INCLINE VILLAGE, Nev. — The chairman of the IVGID Board this week adamantly defended the process he and fellow trustees followed in determining finalists for the district’s general manager position.
“We have bent over backwards to make sure we are transparent,” Incline Village General Improvement District board chair Bruce Simonian said during a special meeting Wednesday. “We may have made some technical errors … but there was never intent. To cite us (as having intent) is disingenuous.”
Simonian’s comments came amid allegations trustees violated Nevada’s Open Meeting Law earlier this year when working with the district’s search firm, Peckham & McKenney Executive Search and Consulting, to narrow the candidate pool.
Initially, 158 people applied for the GM position, according to previous reports, and the firm narrowed that list to 11.

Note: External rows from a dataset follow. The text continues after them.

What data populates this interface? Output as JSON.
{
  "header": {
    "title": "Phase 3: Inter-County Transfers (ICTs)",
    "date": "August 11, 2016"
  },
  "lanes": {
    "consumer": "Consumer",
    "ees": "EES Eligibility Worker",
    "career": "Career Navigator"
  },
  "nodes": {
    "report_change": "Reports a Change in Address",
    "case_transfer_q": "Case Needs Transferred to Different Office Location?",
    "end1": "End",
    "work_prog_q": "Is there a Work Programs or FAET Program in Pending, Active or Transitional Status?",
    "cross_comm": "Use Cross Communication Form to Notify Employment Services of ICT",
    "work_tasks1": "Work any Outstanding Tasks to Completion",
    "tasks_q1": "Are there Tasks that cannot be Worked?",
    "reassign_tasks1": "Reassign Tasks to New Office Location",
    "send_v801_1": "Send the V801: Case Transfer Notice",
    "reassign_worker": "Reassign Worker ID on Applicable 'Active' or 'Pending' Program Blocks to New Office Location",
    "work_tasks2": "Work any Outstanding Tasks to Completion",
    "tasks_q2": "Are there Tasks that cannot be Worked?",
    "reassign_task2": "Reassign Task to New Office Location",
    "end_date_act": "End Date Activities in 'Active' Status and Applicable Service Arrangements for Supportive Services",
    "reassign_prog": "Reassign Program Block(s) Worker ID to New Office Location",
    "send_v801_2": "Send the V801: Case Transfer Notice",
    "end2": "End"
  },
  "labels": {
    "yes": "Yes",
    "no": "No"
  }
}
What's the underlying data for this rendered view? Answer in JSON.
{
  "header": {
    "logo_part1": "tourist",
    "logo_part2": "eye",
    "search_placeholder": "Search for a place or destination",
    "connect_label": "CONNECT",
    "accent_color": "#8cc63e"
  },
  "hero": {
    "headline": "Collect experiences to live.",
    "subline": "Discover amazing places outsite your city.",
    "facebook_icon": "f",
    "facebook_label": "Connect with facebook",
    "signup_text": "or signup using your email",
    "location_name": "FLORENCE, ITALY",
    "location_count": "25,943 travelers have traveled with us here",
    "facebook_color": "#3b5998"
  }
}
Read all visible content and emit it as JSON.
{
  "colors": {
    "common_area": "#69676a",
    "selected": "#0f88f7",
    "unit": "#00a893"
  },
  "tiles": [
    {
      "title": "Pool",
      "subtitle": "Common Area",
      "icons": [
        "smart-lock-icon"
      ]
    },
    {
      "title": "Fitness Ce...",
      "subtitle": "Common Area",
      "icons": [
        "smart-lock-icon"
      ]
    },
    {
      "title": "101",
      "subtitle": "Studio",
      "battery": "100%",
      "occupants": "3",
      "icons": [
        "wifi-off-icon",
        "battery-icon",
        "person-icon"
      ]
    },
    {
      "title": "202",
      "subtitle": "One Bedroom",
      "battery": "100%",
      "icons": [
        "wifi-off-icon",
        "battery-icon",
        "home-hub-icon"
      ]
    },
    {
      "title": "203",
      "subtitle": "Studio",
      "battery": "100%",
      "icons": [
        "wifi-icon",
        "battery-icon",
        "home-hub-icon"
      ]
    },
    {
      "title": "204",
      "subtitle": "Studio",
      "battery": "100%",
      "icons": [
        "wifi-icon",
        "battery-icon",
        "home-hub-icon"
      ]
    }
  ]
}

Without knowing candidates’ names, locations or other redacted information, each trustee gave feedback to the company, which eventually settled on Keven Burnett, Tom Masterson, Richard Mears, Rosemary Menard, Eric Severance and Dan St. John as top candidates. Their names were revealed at the Sept. 11 board meeting.
The trustees acted independently in their responses, search firm co-founder Phil McKenney and Simonian said in previous interviews.
The finalists were scheduled for all-day interviews on Oct. 7; however, the event was canceled after Incline resident Aaron Katz filed an Open Meeting Law complaint with the state Attorney General’s Office.
In an early October interview, Simonian referred to the complaint as “frivolous.”
“There was no collusion, no serial emailing among the trustees, nothing like that,” he said in an Oct. 2 Bonanza story.
Katz reportedly filed the complaint because he wanted to know how and why the trustees concluded that five other candidates were not considered worthy of an interview.
It was a point that Katz, his wife Judy Miller, and Crystal Bay resident Frank Wright — all frequent critics of the district — each brought up at Wednesday’s meeting.
“Why don’t you just tell us the truth?” Wright asked the board.
The Attorney General’s Office has yet to rule on Katz’s complaint, said IVGID Legal Counsel Scott Brooke, adding that it’s his legal opinion the board did not break any laws.
Trustees later voted 5-0 to move forward with interviewing six candidates for the position, four of whom were among the initial finalists — Burnett, Masterson, Menard and Severance.
The others — Steven J. Pinkerton and Kirk J. Wooldridge — were among the original 11 who still are interested in the position, McKenney said. Mears and St. John previously withdrew their names.
An all-day Q-and-A session is scheduled for Monday, Dec. 2.
“It will be a robust process,” McKenney told trustees. “It’s a lot to handle in one day, but it provides ample opportunity … for the public to be involved in the process.”
Similar to previous plans, interviews will include statements and questions before three panels — the board, IVGID’s senior management team and a group of regional peers — and an evening social reception allowing residents to speak one-on-one with the candidates.
Previous candidates for the peer panel included Deborah Hackett, CFO of the Parasol Tahoe Community Foundation; Fred Findlen, general manager of the Hyatt Regency Lake Tahoe; Lynn Gillette, president of Sierra Nevada College; and Mike Brown, chief of the North Lake Tahoe Fire Protection District.
Specific details, including panel members and a full agenda, will be ironed out in the coming weeks, McKenney said.